Interactive product cutaway
Explore the TransGlutex OROS tablet
Click or tap the numbered hotspots to highlight each layer and read what it does.
Core tablet
Release compartments and processing support
The core uses the same excipients in the push, slow-release, and fast-release regions, while the concentrations differ between sections to control ejection speed.
- Fillers / osmotic support: Microcrystalline cellulose, Mannitol, Polyethylene oxide
- Dry binder: Hydroxypropyl cellulose
- Glidant: Colloidal silicon dioxide
- Lubricant: Magnesium stearate
- Antiadherent: Talc
Semipermeable membrane
Water in, drug solution out only through the laser-drilled hole
Cellulose acetate forms the defining semipermeable membrane of the OROS system. Water can enter, osmotic pressure builds, and TEC keeps the film flexible under pressure.
- Membrane polymer: Cellulose acetate
- Plasticiser: Triethyl citrate
Enteric coat
Protection in the stomach, release in the small intestine
Eudragit L30D-55 is used as a pH-dependent coat to prevent release in the stomach while dissolving at small-intestinal pH. TEC supports flexibility and titanium dioxide provides the white appearance.
- Enteric polymer: Eudragit L30D-55 (Methacrylic acid copolymer)
- Plasticiser: Triethyl citrate
- Colourant: Titanium dioxide
Patient information leaflet wording
The active pharmaceutical ingredient is TransGlutex, each tablet contains 100 mg of TransGlutex. The excipients and other additives in this medicine are; Microcrystalline cellulose (E460i), Mannitol (E421), Polyethylene oxide (E1521), Hydroxypropyl cellulose (E463), Colloidal silicon dioxide (E551), Magnesium stearate (E470b), Talc (E553b), Cellulose acetate, Triethyl citrate (E1505), Eudragit L30D-55, Titanium dioxide (E171).
Packaging copy
Excipients and other additives: Microcrystalline cellulose (E460i), Mannitol (E421), Polyethylene oxide (E1521), Hydroxypropyl cellulose (E463), Colloidal silicon dioxide (E551), Magnesium stearate (E470b), Talc (E553b), Cellulose acetate, Triethyl citrate (E1505), Eudragit L30D-55, Titanium dioxide (E171).
Not required in this formulation
- No disintegrant: the drug is released gradually, so disintegration of the full core is not the objective.
- No sorbent: the drug is not formulated as a liquid or oil on a dry carrier.
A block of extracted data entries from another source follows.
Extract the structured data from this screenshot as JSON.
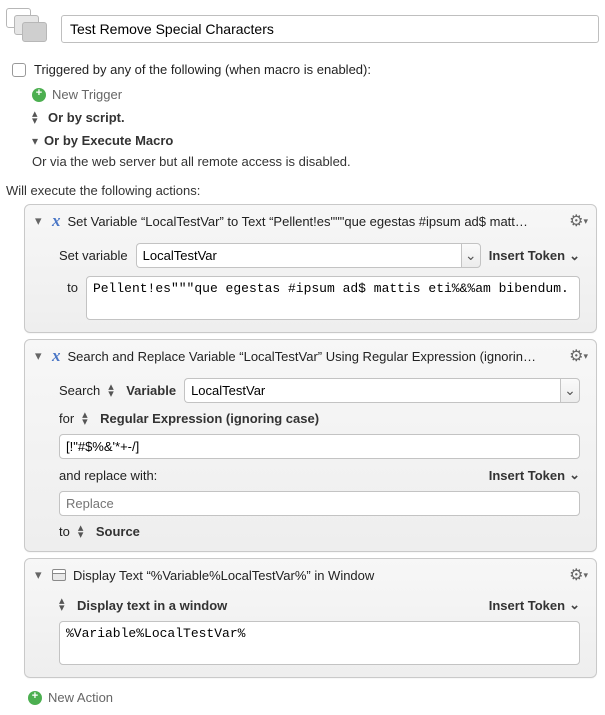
{
  "title": "Test Remove Special Characters",
  "triggers": {
    "checkbox_label": "Triggered by any of the following (when macro is enabled):",
    "new_trigger": "New Trigger",
    "or_script": "Or by script.",
    "or_execute": "Or by Execute Macro",
    "web_disabled": "Or via the web server but all remote access is disabled."
  },
  "exec_label": "Will execute the following actions:",
  "insert_token": "Insert Token",
  "actions": [
    {
      "title": "Set Variable “LocalTestVar” to Text “Pellent!es\"\"\"que egestas #ipsum ad$ matt…",
      "set_variable_label": "Set variable",
      "variable_name": "LocalTestVar",
      "to_label": "to",
      "to_text": "Pellent!es\"\"\"que egestas #ipsum ad$ mattis eti%&%am bibendum."
    },
    {
      "title": "Search and Replace Variable “LocalTestVar” Using Regular Expression (ignorin…",
      "search_label": "Search",
      "variable_selector": "Variable",
      "variable_name": "LocalTestVar",
      "for_label": "for",
      "regex_mode": "Regular Expression (ignoring case)",
      "regex_value": "[!\"#$%&'*+-/]",
      "replace_label": "and replace with:",
      "replace_value": "",
      "replace_placeholder": "Replace",
      "to_label": "to",
      "to_dest": "Source"
    },
    {
      "title": "Display Text “%Variable%LocalTestVar%” in Window",
      "mode": "Display text in a window",
      "text": "%Variable%LocalTestVar%"
    }
  ],
  "new_action": "New Action"
}
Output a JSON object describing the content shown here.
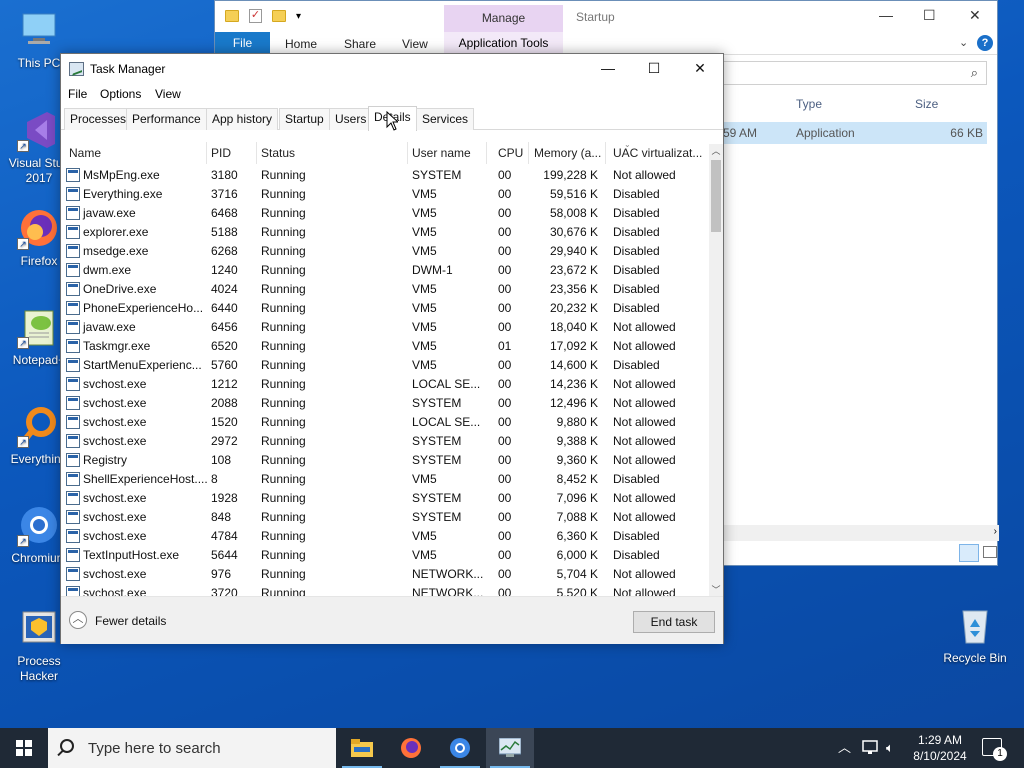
{
  "desktop": {
    "icons": [
      {
        "label": "This PC",
        "icon": "computer-icon"
      },
      {
        "label": "Visual Studio 2017",
        "label_line1": "Visual Stud",
        "label_line2": "2017",
        "icon": "visual-studio-icon"
      },
      {
        "label": "Firefox",
        "icon": "firefox-icon"
      },
      {
        "label": "Notepad+",
        "icon": "notepad-plus-icon"
      },
      {
        "label": "Everything",
        "icon": "everything-search-icon"
      },
      {
        "label": "Chromium",
        "icon": "chromium-icon"
      },
      {
        "label": "Process Hacker",
        "label_line1": "Process",
        "label_line2": "Hacker",
        "icon": "process-hacker-icon"
      },
      {
        "label": "Recycle Bin",
        "icon": "recycle-bin-icon"
      }
    ]
  },
  "explorer": {
    "ribbon": {
      "file": "File",
      "home": "Home",
      "share": "Share",
      "view": "View",
      "manage": "Manage",
      "app_tools": "Application Tools"
    },
    "title": "Startup",
    "columns": {
      "type": "Type",
      "size": "Size"
    },
    "row": {
      "time": "59 AM",
      "type": "Application",
      "size": "66 KB"
    }
  },
  "taskmanager": {
    "title": "Task Manager",
    "menu": [
      "File",
      "Options",
      "View"
    ],
    "tabs": [
      "Processes",
      "Performance",
      "App history",
      "Startup",
      "Users",
      "Details",
      "Services"
    ],
    "active_tab": "Details",
    "columns": [
      "Name",
      "PID",
      "Status",
      "User name",
      "CPU",
      "Memory (a...",
      "UAC virtualizat..."
    ],
    "rows": [
      {
        "name": "MsMpEng.exe",
        "pid": "3180",
        "status": "Running",
        "user": "SYSTEM",
        "cpu": "00",
        "mem": "199,228 K",
        "uac": "Not allowed",
        "icon": "app-window-icon"
      },
      {
        "name": "Everything.exe",
        "pid": "3716",
        "status": "Running",
        "user": "VM5",
        "cpu": "00",
        "mem": "59,516 K",
        "uac": "Disabled",
        "icon": "everything-search-icon"
      },
      {
        "name": "javaw.exe",
        "pid": "6468",
        "status": "Running",
        "user": "VM5",
        "cpu": "00",
        "mem": "58,008 K",
        "uac": "Disabled",
        "icon": "java-icon"
      },
      {
        "name": "explorer.exe",
        "pid": "5188",
        "status": "Running",
        "user": "VM5",
        "cpu": "00",
        "mem": "30,676 K",
        "uac": "Disabled",
        "icon": "folder-icon"
      },
      {
        "name": "msedge.exe",
        "pid": "6268",
        "status": "Running",
        "user": "VM5",
        "cpu": "00",
        "mem": "29,940 K",
        "uac": "Disabled",
        "icon": "edge-icon"
      },
      {
        "name": "dwm.exe",
        "pid": "1240",
        "status": "Running",
        "user": "DWM-1",
        "cpu": "00",
        "mem": "23,672 K",
        "uac": "Disabled",
        "icon": "app-window-icon"
      },
      {
        "name": "OneDrive.exe",
        "pid": "4024",
        "status": "Running",
        "user": "VM5",
        "cpu": "00",
        "mem": "23,356 K",
        "uac": "Disabled",
        "icon": "onedrive-icon"
      },
      {
        "name": "PhoneExperienceHo...",
        "pid": "6440",
        "status": "Running",
        "user": "VM5",
        "cpu": "00",
        "mem": "20,232 K",
        "uac": "Disabled",
        "icon": "app-window-icon"
      },
      {
        "name": "javaw.exe",
        "pid": "6456",
        "status": "Running",
        "user": "VM5",
        "cpu": "00",
        "mem": "18,040 K",
        "uac": "Not allowed",
        "icon": "java-icon"
      },
      {
        "name": "Taskmgr.exe",
        "pid": "6520",
        "status": "Running",
        "user": "VM5",
        "cpu": "01",
        "mem": "17,092 K",
        "uac": "Not allowed",
        "icon": "taskmgr-icon"
      },
      {
        "name": "StartMenuExperienc...",
        "pid": "5760",
        "status": "Running",
        "user": "VM5",
        "cpu": "00",
        "mem": "14,600 K",
        "uac": "Disabled",
        "icon": "app-window-icon"
      },
      {
        "name": "svchost.exe",
        "pid": "1212",
        "status": "Running",
        "user": "LOCAL SE...",
        "cpu": "00",
        "mem": "14,236 K",
        "uac": "Not allowed",
        "icon": "app-window-icon"
      },
      {
        "name": "svchost.exe",
        "pid": "2088",
        "status": "Running",
        "user": "SYSTEM",
        "cpu": "00",
        "mem": "12,496 K",
        "uac": "Not allowed",
        "icon": "app-window-icon"
      },
      {
        "name": "svchost.exe",
        "pid": "1520",
        "status": "Running",
        "user": "LOCAL SE...",
        "cpu": "00",
        "mem": "9,880 K",
        "uac": "Not allowed",
        "icon": "app-window-icon"
      },
      {
        "name": "svchost.exe",
        "pid": "2972",
        "status": "Running",
        "user": "SYSTEM",
        "cpu": "00",
        "mem": "9,388 K",
        "uac": "Not allowed",
        "icon": "app-window-icon"
      },
      {
        "name": "Registry",
        "pid": "108",
        "status": "Running",
        "user": "SYSTEM",
        "cpu": "00",
        "mem": "9,360 K",
        "uac": "Not allowed",
        "icon": "app-window-icon"
      },
      {
        "name": "ShellExperienceHost....",
        "pid": "8",
        "status": "Running",
        "user": "VM5",
        "cpu": "00",
        "mem": "8,452 K",
        "uac": "Disabled",
        "icon": "app-window-icon"
      },
      {
        "name": "svchost.exe",
        "pid": "1928",
        "status": "Running",
        "user": "SYSTEM",
        "cpu": "00",
        "mem": "7,096 K",
        "uac": "Not allowed",
        "icon": "app-window-icon"
      },
      {
        "name": "svchost.exe",
        "pid": "848",
        "status": "Running",
        "user": "SYSTEM",
        "cpu": "00",
        "mem": "7,088 K",
        "uac": "Not allowed",
        "icon": "app-window-icon"
      },
      {
        "name": "svchost.exe",
        "pid": "4784",
        "status": "Running",
        "user": "VM5",
        "cpu": "00",
        "mem": "6,360 K",
        "uac": "Disabled",
        "icon": "app-window-icon"
      },
      {
        "name": "TextInputHost.exe",
        "pid": "5644",
        "status": "Running",
        "user": "VM5",
        "cpu": "00",
        "mem": "6,000 K",
        "uac": "Disabled",
        "icon": "app-window-icon"
      },
      {
        "name": "svchost.exe",
        "pid": "976",
        "status": "Running",
        "user": "NETWORK...",
        "cpu": "00",
        "mem": "5,704 K",
        "uac": "Not allowed",
        "icon": "app-window-icon"
      },
      {
        "name": "svchost.exe",
        "pid": "3720",
        "status": "Running",
        "user": "NETWORK...",
        "cpu": "00",
        "mem": "5,520 K",
        "uac": "Not allowed",
        "icon": "app-window-icon"
      }
    ],
    "footer": {
      "fewer_details": "Fewer details",
      "end_task": "End task"
    }
  },
  "taskbar": {
    "search_placeholder": "Type here to search",
    "apps": [
      "file-explorer-icon",
      "firefox-icon",
      "chromium-icon",
      "taskmgr-icon"
    ],
    "time": "1:29 AM",
    "date": "8/10/2024",
    "notification_count": "1"
  }
}
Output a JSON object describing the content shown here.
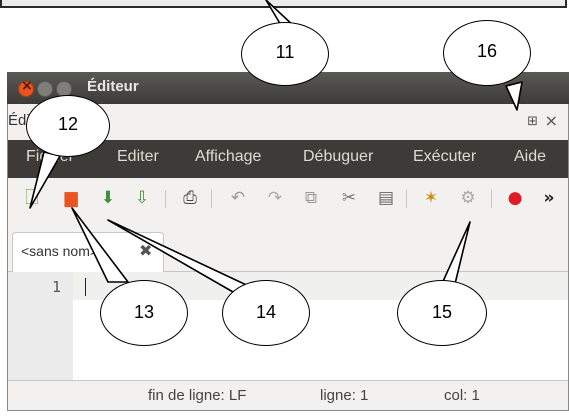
{
  "window": {
    "title": "Éditeur",
    "panel_title": "Éditeur"
  },
  "menubar": {
    "items": [
      "Fichier",
      "Editer",
      "Affichage",
      "Débuguer",
      "Exécuter",
      "Aide"
    ]
  },
  "toolbar": {
    "icons": [
      "new-file-icon",
      "open-file-icon",
      "save-icon",
      "save-as-icon",
      "print-icon",
      "undo-icon",
      "redo-icon",
      "copy-icon",
      "cut-icon",
      "paste-icon",
      "debug-icon",
      "run-icon",
      "record-icon"
    ],
    "overflow": "»"
  },
  "tab": {
    "label": "<sans nom>"
  },
  "editor": {
    "line_number": "1"
  },
  "status": {
    "eol": "fin de ligne: LF",
    "line": "ligne: 1",
    "col": "col: 1"
  },
  "callouts": {
    "c11": "11",
    "c12": "12",
    "c13": "13",
    "c14": "14",
    "c15": "15",
    "c16": "16"
  },
  "colors": {
    "titlebar": "#3c3b37",
    "close_button": "#e95420",
    "record": "#e01b24"
  }
}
- No flavouring agent: the enteric coat covers the tablet and oral taste is not the focus.
Investor thesis
A differentiated mechanism plus a credible formulation story.
The fictional investment case for Glutopia combines a differentiated allosteric TG2 mechanism, a gut-restriction strategy, and a dosage-form narrative that supports local delivery and controlled release.
Target rationaleTG2 remains a biologically validated node in coeliac disease.
Formulation advantageThe enteric-coated OROS concept supports release where the biology matters most.
Optimization pathPoseView and SwissADME insights create a clear next-step storyline.